- Episode no.: Season 1 Episode 1
- Directed by: Justin Roiland
- Written by: Dan Harmon; Justin Roiland;
- Original air date: December 2, 2013

Episode chronology
| ← Previous — | Next → "Lawnmower Dog" |
- Rick and Morty (season 1)

= Pilot (Rick and Morty) =

Pilot episode of Rick and Morty

The pilot episode of the American animated television sitcom Rick and Morty was written by series creators Dan Harmon and Justin Roiland, and directed by Justin Roiland. The episode premiered on Adult Swim on December 2, 2013. The series introduces the series' protagonist protagonists—alcoholic scientist Rick Sanchez and his innocent teenage grandson Morty Smith—as they embark on a dangerous interdimensional adventure to fetch Mega Tree seeds. The pilot had a positive reception and was seen by about 1.1 million viewers when it premiered.

== Plot ==
In the opening scene, a blackout-drunk Rick wakes up Morty and brings him on a journey in his newly built flying vehicle; having made a neutrino bomb, Rick offers to destroy humanity and allow Morty and his crush Jessica to serve as the new "Adam and Eve"; after Morty forces Rick to land the vehicle, Rick says it was all a test to get Morty to act more assertive, before passing out, leaving Morty to defuse the bomb.

The following day, Morty's parents Jerry and Beth Smith, believing Rick (who has been living with the Smith family for the past year after having abandoned his adult daughter Beth for the last twenty years) to be a bad influence on Morty, contemplate having Rick put in a nursing home, while Rick takes Morty out of school on an adventure to another dimension ("Dimension 35-C"), which has the perfect conditions for growing "Mega Trees", which bear "Mega Fruit" holding "Mega Seeds", which Rick requires for his research. To get past intergalactic customs, Morty hides the Mega Tree seeds in his rectum, but when their cover is blown, Rick and Morty escape while engaging in a shootout with bureaucratic alien insects.
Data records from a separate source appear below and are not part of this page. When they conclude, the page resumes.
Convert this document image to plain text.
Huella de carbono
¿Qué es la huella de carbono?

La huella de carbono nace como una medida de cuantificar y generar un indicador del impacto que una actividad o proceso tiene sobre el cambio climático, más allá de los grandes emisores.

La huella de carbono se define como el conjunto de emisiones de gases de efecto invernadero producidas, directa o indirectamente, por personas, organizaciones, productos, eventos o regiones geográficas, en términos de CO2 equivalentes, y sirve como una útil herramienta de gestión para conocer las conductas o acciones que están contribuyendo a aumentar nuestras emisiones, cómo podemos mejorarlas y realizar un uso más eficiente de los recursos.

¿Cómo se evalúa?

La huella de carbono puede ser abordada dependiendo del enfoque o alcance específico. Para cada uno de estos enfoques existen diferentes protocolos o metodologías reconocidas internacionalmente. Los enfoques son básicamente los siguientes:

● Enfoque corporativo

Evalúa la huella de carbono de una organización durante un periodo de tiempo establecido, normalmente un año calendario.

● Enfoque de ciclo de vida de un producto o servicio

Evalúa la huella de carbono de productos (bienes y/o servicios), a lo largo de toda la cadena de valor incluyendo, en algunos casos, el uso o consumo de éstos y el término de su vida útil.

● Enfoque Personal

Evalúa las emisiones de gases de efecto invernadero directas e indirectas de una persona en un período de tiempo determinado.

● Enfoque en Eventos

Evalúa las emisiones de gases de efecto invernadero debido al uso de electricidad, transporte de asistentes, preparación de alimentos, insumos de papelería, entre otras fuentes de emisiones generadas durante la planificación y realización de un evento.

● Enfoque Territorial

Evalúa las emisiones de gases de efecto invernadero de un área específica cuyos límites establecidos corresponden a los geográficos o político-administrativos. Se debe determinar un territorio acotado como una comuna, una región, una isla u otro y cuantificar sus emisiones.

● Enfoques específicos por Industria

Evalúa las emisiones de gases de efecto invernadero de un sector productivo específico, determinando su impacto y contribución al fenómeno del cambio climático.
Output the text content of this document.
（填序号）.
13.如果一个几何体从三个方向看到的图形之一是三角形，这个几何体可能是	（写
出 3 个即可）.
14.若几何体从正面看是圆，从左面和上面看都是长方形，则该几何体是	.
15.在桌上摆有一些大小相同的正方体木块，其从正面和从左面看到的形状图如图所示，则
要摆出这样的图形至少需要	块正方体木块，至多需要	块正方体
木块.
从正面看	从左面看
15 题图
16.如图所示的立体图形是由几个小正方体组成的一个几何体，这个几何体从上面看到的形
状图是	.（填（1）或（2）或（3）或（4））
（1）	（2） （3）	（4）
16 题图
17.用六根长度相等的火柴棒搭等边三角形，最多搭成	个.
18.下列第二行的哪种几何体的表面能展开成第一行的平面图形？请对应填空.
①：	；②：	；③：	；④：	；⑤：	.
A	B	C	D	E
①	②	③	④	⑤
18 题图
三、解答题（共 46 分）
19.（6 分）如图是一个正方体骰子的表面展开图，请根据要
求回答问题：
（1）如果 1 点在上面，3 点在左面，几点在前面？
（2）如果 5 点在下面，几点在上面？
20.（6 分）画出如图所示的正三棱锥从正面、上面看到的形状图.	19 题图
Meanwhile, after being called into school in response to Morty's absences, Jerry and Beth discover that Morty has missed a semester of school in the time that he has spent on adventures with Rick, for a total of seven hours attended over a two-month period, and decide to begin moving Rick's possessions from their garage into a moving van to go to a nursing home. As Rick and Morty return, Rick begins to argue with Jerry and Beth about the merits of taking Morty on adventures with him, before having him state the square root of pi and the first law of thermodynamics, both of which he immediately and correctly recites, both to his own and his parents' shock. Rick tells Jerry and Beth that later in his own life, Morty will be doing amazing things as a result of their adventures, satisfying them both as they leave to reconnect. After Morty comments on his surprise intelligence, Rick reveals that his knowledge was as a result of the Mega Seeds he had in his rectum, having planned the adventure to convince Jerry and Beth to allow them to go on further adventures, and that the seeds' after-effects will leaving him writhing on the floor for the next few hours. As Morty begins writhing, Rick informs his grandson that they will need to go back and get more, before going into a nonsensical rant that they will be going on lots of more crazy adventures, promising "Rick and Morty, forever and ever, a hundred years, Rick and Morty..."

==Reception==
Zach Handlen of The A.V. Club gave the shows episode a B+ rating, stating that "[the viewer is] never allowed to forget the dark implications of Rick’s ambitions. Which means there are still stakes, which makes the jokes funnier and keeps the stories interesting." Jason Tabrys of Screen Rant was overall positive in his review of the episode, drawing comparisons to Doctor Who and The Hitchhiker's Guide to the Galaxy, some of Harmon's inspirations.